谢时微看不懂,想问小女孩在说什么,贺钦上前拉过女孩的小手,说:“她说谢谢大哥哥,还说对不起,下次不会再贪玩了。”
谢时微漂亮的眼睛写满了疑问。
贺钦把女孩抱起来:“她叫小悦,父母意外去世,成了孤儿,被我曾经在的黑山福利院收养,三年前意外重度失聪,语言功能退化,现在只能打手语讲话。刚刚是助理没看住,她又听不见,所以才没注意到危险。”
谢时微明白了,顿觉心疼。
他也在年幼时失去父母,和孤儿也没什么两样。
但他至少身体健全,眼前的孩子却已经听不见了。
“不用悲观,这次我接她过来就是要做人工耳蜗,医生说戴上耳蜗之后,听力会有显著提升,虽然比不上原来,但也能满足日常生活的需要。”
“太好了,”谢时微笑了,“至少不会再像刚刚那样对危险毫无察觉。
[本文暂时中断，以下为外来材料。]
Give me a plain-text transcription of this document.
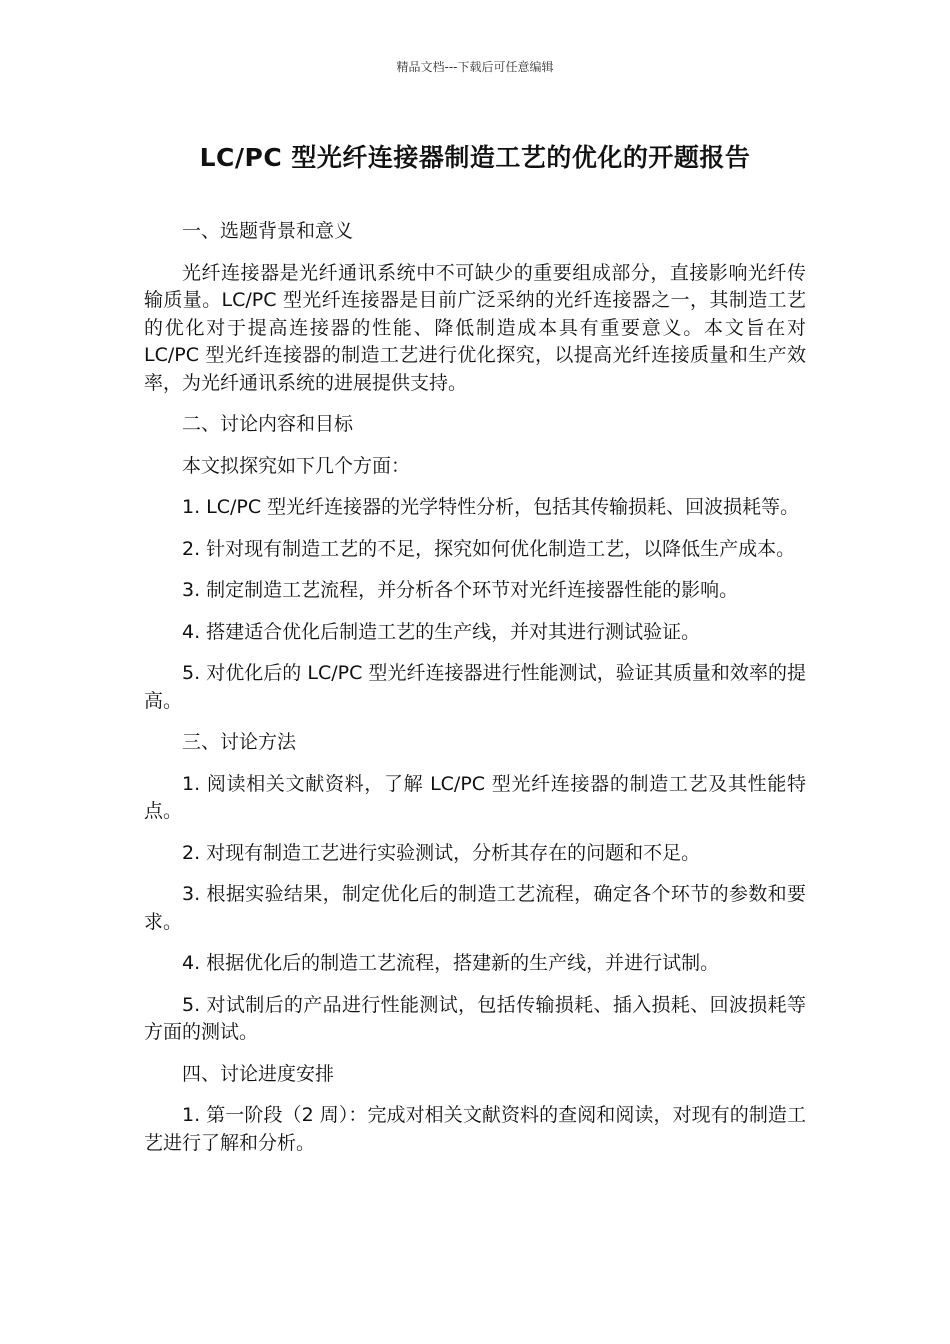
精品文档---下载后可任意编辑
LC/PC 型光纤连接器制造工艺的优化的开题报告

一、选题背景和意义

光纤连接器是光纤通讯系统中不可缺少的重要组成部分，直接影响光纤传输质量。LC/PC 型光纤连接器是目前广泛采纳的光纤连接器之一，其制造工艺的优化对于提高连接器的性能、降低制造成本具有重要意义。本文旨在对 LC/PC 型光纤连接器的制造工艺进行优化探究，以提高光纤连接质量和生产效率，为光纤通讯系统的进展提供支持。

二、讨论内容和目标

本文拟探究如下几个方面：

1. LC/PC 型光纤连接器的光学特性分析，包括其传输损耗、回波损耗等。

2. 针对现有制造工艺的不足，探究如何优化制造工艺，以降低生产成本。

3. 制定制造工艺流程，并分析各个环节对光纤连接器性能的影响。

4. 搭建适合优化后制造工艺的生产线，并对其进行测试验证。

5. 对优化后的 LC/PC 型光纤连接器进行性能测试，验证其质量和效率的提高。

三、讨论方法

1. 阅读相关文献资料，了解 LC/PC 型光纤连接器的制造工艺及其性能特点。

2. 对现有制造工艺进行实验测试，分析其存在的问题和不足。

3. 根据实验结果，制定优化后的制造工艺流程，确定各个环节的参数和要求。

4. 根据优化后的制造工艺流程，搭建新的生产线，并进行试制。

5. 对试制后的产品进行性能测试，包括传输损耗、插入损耗、回波损耗等方面的测试。

四、讨论进度安排

1. 第一阶段（2 周）：完成对相关文献资料的查阅和阅读，对现有的制造工艺进行了解和分析。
”
贺钦回以微笑:“对,一个人出门会安全很多。”
谢时微看了一会儿女孩头顶的发旋,问:“贺钦,你会手语吗?”
“会。”贺钦说,“为了和小悦沟通学过。”
“那你帮我跟她说,说哥哥没事,但是以后一个人的时候一定要注意安全,因为不会每一次都恰好有人去救她。”
贺钦很耐心地对小悦比手语。
小悦葡萄一样的大眼睛眨啊眨,对谢时微咧开嘴笑,轻轻抱了抱他的腿。
谢时微心头暖融融的,摸了摸小悦的头:“可惜我现在浑身疼,不然也能抱抱她。”
贺钦拉过小悦,继续对她比划,意思是:大哥哥刚刚救你受伤了,现在要去看医生,跟他说再见吧。
小悦对谢时微鞠了个躬,不舍地挥挥小手,然后被贺钦的秘书带走了。
房间里又一次只剩下他们俩。
“你不讨厌下小孩子了?”贺钦问。
“也不是,”谢时微说了真话,“我讨厌不乖的小孩。”
比如小时候欺负他的那些人。
贺钦目光很深:“再次感谢,那块展板对孩子而言太沉了,如果不是你及时发现出手救人,现在小悦可能已经去抢救了。”
“不客气,我也是经历过意外的人,再看到意外总是会害怕,拼命都想阻止。”
这也是真的。
他曾经亲眼看见父母双亲出车祸,血肉横飞,足足花了十年才在过马路的时候不会有应激反应。
贺钦看谢时微脚腕上的淤青:“摔得很痛吗?”
“嗯。”
“痛还有心情脸红?”
谢时微没想到贺钦这么不给他面子,炸毛:“我这个人天生对肢体接触比较敏感,我脸红也是因为周围太多人看见了,绝对不是因为我喜欢你!尤其是,我现在已经没那么喜欢你了!”
“没那么喜欢,大概是什么程度?”贺钦问。
谢时微理性地思考了一番,给出了一个很谨慎的回答:“充其量只有原来的百分之三十五!”
百分之三十五,既能表现他这段时间已经努力不爱贺钦了,又不会太过于虚假,还能稳妥地向朋友关系过度。
贺钦挑眉:“还挺精确。”
“那当然。言必信,行必果,我肯定不会再纠缠你,毕竟除了你以外,天下还有那么多男人。”
谢时微不知道,听闻此话,贺钦周身的气压莫名低了一截。
就连贺钦自己也不知道。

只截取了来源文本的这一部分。